For Jewish Olga and her son Yuri, his lover Zoya, tubby Tanya and her orthodox granny, and Muslim lady of the latrine, Azade, life isn't easy. If not ducking stones lobbed by feral children, they're paying out to Azade's would-be mafia son Vitek, or being buttonholed by her dead husband. His corpse may lie stinking and unburied in the snow but his ghost is irrepressibly alive, dishing out annoying advice.

"Americans of Russian Extraction for the Causes of Beautification" are offering money to a partner museum. Tanya's boss at the City Museum puts her on the case. But the museum is stuffed with fakes and the benefactors want to visit the staff's authentic Russian homes – homes as they imagine them, not the haunted toxic slum.

Oschner balances surreal and real with a light touch. Her characters have one foot in the world of fuel shortages and banking scams, the other in myths and folklore. As a translator, Olga renders horrific military bulletins harmless with euphemism but also reports sightings of werewolves in nightgowns. Tanya knocks up icons out of sweet wrappers and hairspray while dreaming of launching herself into a sea of cloud and colour as an Aeroflot hostess. In this Russia, one thing exists in abundance – stories.

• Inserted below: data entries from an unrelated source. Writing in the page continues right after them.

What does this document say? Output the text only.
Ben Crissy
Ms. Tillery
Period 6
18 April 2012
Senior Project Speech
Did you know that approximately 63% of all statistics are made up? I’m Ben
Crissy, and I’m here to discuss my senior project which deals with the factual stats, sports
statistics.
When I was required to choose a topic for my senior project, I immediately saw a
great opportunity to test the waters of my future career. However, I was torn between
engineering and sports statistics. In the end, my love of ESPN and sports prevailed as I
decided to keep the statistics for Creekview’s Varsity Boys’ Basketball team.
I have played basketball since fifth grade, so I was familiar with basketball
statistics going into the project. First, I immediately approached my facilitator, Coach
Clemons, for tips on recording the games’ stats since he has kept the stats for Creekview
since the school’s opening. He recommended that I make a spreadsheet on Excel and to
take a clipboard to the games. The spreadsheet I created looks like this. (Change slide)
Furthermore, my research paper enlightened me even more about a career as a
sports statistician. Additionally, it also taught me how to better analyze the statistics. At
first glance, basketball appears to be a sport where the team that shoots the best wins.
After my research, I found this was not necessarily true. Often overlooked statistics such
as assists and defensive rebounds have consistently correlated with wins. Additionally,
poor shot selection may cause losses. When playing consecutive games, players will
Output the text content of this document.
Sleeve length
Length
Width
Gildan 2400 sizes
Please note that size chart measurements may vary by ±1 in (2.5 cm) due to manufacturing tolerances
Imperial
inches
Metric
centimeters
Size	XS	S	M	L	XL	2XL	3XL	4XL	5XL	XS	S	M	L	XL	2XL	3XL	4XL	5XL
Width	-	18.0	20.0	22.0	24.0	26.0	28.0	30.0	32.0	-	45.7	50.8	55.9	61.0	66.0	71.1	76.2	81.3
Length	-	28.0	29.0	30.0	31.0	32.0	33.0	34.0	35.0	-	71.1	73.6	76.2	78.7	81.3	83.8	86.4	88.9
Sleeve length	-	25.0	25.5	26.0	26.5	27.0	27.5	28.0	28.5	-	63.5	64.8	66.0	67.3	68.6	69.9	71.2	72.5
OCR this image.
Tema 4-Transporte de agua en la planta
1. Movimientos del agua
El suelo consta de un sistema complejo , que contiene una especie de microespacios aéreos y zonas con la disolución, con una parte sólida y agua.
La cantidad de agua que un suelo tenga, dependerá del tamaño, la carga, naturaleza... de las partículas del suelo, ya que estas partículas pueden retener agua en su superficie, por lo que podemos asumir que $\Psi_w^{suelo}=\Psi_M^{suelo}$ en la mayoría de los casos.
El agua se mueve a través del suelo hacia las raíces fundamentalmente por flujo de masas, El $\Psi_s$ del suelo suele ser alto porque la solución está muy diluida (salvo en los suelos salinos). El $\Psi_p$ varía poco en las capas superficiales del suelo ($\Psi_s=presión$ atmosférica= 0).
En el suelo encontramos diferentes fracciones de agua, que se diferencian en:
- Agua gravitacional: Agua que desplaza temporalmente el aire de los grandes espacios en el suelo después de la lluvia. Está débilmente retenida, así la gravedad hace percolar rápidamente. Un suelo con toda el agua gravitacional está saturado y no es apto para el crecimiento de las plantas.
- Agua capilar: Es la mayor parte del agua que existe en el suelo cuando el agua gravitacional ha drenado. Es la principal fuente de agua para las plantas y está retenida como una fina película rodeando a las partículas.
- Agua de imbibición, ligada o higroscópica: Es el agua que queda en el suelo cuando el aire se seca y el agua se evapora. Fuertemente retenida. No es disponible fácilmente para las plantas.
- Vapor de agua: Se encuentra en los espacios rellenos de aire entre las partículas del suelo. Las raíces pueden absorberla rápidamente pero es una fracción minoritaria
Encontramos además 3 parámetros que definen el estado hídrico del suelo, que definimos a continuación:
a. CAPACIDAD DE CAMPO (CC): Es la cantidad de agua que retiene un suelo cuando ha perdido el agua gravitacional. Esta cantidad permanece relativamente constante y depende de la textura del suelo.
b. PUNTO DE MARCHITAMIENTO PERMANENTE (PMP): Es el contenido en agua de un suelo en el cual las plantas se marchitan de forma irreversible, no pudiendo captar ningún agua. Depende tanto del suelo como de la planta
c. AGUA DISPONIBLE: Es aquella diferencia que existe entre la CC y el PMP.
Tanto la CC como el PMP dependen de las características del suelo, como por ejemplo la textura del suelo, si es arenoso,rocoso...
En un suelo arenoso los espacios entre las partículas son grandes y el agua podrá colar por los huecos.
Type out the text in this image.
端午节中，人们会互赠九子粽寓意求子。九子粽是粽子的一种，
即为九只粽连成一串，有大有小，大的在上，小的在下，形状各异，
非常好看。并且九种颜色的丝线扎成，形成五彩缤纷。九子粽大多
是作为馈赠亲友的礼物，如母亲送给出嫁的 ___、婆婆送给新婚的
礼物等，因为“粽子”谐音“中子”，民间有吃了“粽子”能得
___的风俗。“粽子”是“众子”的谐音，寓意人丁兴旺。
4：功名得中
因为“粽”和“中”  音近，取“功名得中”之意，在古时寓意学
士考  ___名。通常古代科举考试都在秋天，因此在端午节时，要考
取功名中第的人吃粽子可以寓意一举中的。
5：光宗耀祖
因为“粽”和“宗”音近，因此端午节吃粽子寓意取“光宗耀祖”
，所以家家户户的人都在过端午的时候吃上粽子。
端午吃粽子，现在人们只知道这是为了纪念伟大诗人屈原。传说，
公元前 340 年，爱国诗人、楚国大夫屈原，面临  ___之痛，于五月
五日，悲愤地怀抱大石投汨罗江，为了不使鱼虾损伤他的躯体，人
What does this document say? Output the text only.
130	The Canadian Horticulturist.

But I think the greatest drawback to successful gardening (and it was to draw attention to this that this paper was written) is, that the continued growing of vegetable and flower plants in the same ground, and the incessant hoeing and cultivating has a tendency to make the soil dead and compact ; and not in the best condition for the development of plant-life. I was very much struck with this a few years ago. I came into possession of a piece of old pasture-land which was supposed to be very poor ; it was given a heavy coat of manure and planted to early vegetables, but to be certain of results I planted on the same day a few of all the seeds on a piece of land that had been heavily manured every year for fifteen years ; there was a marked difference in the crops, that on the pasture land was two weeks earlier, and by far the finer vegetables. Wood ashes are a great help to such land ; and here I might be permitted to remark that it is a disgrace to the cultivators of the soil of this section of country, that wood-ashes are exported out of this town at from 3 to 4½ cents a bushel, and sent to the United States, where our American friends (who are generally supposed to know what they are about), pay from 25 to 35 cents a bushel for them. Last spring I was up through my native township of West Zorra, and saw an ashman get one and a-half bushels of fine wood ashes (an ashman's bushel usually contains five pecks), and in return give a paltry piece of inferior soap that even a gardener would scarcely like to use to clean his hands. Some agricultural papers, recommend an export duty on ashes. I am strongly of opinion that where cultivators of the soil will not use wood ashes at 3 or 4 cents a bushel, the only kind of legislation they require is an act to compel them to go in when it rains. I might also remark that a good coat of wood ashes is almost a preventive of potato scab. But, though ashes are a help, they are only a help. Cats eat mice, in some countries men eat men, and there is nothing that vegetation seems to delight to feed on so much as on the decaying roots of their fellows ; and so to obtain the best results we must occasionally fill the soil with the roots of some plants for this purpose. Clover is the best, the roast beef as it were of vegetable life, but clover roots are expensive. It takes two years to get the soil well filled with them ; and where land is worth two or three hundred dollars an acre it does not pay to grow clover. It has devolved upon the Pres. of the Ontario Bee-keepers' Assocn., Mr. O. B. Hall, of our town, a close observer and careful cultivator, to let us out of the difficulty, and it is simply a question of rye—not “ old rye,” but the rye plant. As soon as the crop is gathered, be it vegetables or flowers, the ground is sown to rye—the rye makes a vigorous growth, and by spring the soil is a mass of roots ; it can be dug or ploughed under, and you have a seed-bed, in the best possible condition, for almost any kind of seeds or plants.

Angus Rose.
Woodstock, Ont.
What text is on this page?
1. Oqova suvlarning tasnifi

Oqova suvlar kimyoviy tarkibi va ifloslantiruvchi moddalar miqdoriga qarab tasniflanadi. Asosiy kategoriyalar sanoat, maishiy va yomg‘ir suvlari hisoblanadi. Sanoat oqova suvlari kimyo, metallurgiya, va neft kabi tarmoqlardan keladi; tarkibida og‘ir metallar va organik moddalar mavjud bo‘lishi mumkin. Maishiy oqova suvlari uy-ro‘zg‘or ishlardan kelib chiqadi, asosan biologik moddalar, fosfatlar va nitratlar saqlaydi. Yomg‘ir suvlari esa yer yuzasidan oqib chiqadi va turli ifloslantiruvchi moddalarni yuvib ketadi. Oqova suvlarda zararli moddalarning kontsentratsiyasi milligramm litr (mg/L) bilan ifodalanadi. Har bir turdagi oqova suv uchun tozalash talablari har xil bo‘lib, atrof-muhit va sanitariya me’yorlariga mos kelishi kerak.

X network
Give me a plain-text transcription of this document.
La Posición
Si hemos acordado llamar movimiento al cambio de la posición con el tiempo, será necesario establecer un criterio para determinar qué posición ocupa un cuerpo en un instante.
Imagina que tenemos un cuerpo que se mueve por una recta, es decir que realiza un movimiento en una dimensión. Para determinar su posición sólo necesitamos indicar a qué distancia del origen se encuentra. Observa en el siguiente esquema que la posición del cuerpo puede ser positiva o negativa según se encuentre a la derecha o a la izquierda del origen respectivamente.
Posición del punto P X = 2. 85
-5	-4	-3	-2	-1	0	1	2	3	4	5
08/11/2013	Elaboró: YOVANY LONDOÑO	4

Ochsner has a talent for striking images, and she's quirkily funny. Olga wants to clip the Chief Editor's comb-over and knit it "into something she could sell: a foot warmer, a tea cosy, a sweater". The cultural clash between Western "philanthropists" and needy Russians comes as no surprise. But there's resolution of a sort, and plenty of touching moments along the way.